Anyway, on with the food. Once the sprouts started getting translucent, I stirred in some dijon mustard, white miso, salt, soy sauce, minced garlic, and lots of red chile flakes. To dissolve the miso, I threw in a couple of tablespoons of water, while stirring constantly. I turned off the heat, and let them cook in the residual heat of the pot.

It may seem like a fair bit of food to cook in one day, but if you notice, there were large gaps during the cooking processes of all the dishes. The quickest one was the Brussels sprouts, so I did them last. The longest cooking was the sweet potato dish, so I started on it first.
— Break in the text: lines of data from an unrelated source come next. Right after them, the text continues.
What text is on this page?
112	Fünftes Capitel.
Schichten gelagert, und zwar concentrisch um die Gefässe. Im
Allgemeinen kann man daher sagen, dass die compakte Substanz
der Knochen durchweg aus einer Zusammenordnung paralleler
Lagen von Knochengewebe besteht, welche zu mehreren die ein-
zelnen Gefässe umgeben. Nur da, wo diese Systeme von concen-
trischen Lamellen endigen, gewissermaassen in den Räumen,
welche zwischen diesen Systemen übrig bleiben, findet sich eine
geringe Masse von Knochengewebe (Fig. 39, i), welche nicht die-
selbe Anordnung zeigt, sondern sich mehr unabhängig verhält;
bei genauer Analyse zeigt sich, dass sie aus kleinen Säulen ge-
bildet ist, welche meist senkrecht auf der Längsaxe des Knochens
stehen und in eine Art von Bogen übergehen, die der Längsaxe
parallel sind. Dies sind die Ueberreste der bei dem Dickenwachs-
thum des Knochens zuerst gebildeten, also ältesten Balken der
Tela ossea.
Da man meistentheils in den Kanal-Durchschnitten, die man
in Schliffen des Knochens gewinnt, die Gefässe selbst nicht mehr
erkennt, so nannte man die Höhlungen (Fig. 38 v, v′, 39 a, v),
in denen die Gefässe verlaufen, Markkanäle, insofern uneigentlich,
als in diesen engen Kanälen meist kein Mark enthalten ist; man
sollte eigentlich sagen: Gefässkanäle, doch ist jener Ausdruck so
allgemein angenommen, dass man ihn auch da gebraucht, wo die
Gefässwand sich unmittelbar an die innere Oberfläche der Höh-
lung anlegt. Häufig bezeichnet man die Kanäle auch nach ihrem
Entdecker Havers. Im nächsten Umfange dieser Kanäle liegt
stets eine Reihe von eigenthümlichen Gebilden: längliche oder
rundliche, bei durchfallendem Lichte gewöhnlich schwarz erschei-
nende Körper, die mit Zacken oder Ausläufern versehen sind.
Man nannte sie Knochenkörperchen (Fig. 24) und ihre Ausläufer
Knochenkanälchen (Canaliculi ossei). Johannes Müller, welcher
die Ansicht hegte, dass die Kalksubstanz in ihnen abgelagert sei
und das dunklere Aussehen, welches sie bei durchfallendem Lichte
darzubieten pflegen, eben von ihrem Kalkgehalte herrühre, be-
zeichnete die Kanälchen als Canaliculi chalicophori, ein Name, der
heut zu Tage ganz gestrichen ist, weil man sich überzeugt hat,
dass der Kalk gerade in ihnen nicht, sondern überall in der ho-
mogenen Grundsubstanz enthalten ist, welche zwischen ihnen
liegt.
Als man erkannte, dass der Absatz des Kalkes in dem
Essentially, while one dish is parked on the burner over a lower heat, I can start working on the next dish that will have to do the same thing after I get it started.

Here was my work flow, so you can follow along at home if you want to.

  1. Pour cold water into a pot, and add fenugreek seeds. Place on stove over high heat, and walk away.
  2. Peel and chop sweet potatoes. Heat wok, add oil, add spices, add sweet potatoes. Toss toss toss. Slam on lid, walk away.
  3. Slice carrots into even slices. Throw into pot with fenugreek seeds, and walk away. While you're at the stove, this is a great time to stir up the sweet potatoes.
  4. Chop up bell peppers. Set aside.
  5. Chop up cabbage, set aside. Go back and stir the sweet potatoes.
  6. If you're as fast as I am with the chopping, you'll also have time to trim up the Brussels Sprouts right now. If you're not, you'll have time later. Either way, we need to get stuff into the pots on the stove. About 15 minutes should have elapsed by now since you put stuff on the stove.
  7. Dump cabbage into pot with carrots, add other seasonings, drop down heat, close lid.
  8. Add bell peppers to the pot with sweet potatoes, and stir thoroughly. Drop down heat, slam on lid, walk away.
  9. If you haven't trimmed your brussels sprouts, go for it now. You have 10 minutes before anything else needs to happen. If you have already trimmed your brussels sprouts, set a timer for 10 minutes, and go clean up around the kitchen. By now, you probably have a sizeable mess in the sink from all those vegetables you've chopped, trimmed, and peeled. This is also a good time to get yourself a glass of water, because by now, all this walking away stuff makes you thirsty! The cook must not collapse from dehydration, so remember to keep yourself drinking water.
  10. Splash water into the sweet potato pot if needed, and throw in some coconut milk into the cabbage pot, and turn off both burners. My stove is small, so I needed to clear off the stove to cook the brussels sprouts. If you have a non-idiotic kitchen layout, and have a reasonable sized stove, you can probably cook the Brussels sprouts at the same time that you cook the other dishes. However, having three burners running at the same time is a very good way to pass out from heat exhaustion, because your kitchen will start feeling like an inferno.
  11. Cook the brussels sprouts from start to finish. If you have beautiful tiny ones like I did, you'll have them done in 10 minutes. If you're cooking them much longer than that, they get overcooked, and mushy. Ew. When you're at the step where the Brussels Sprouts are just parked on the stove, go back and clean up a bit more.
I hope this gives you a few ideas of your own for what to do with the new vegetables coming out in the market now.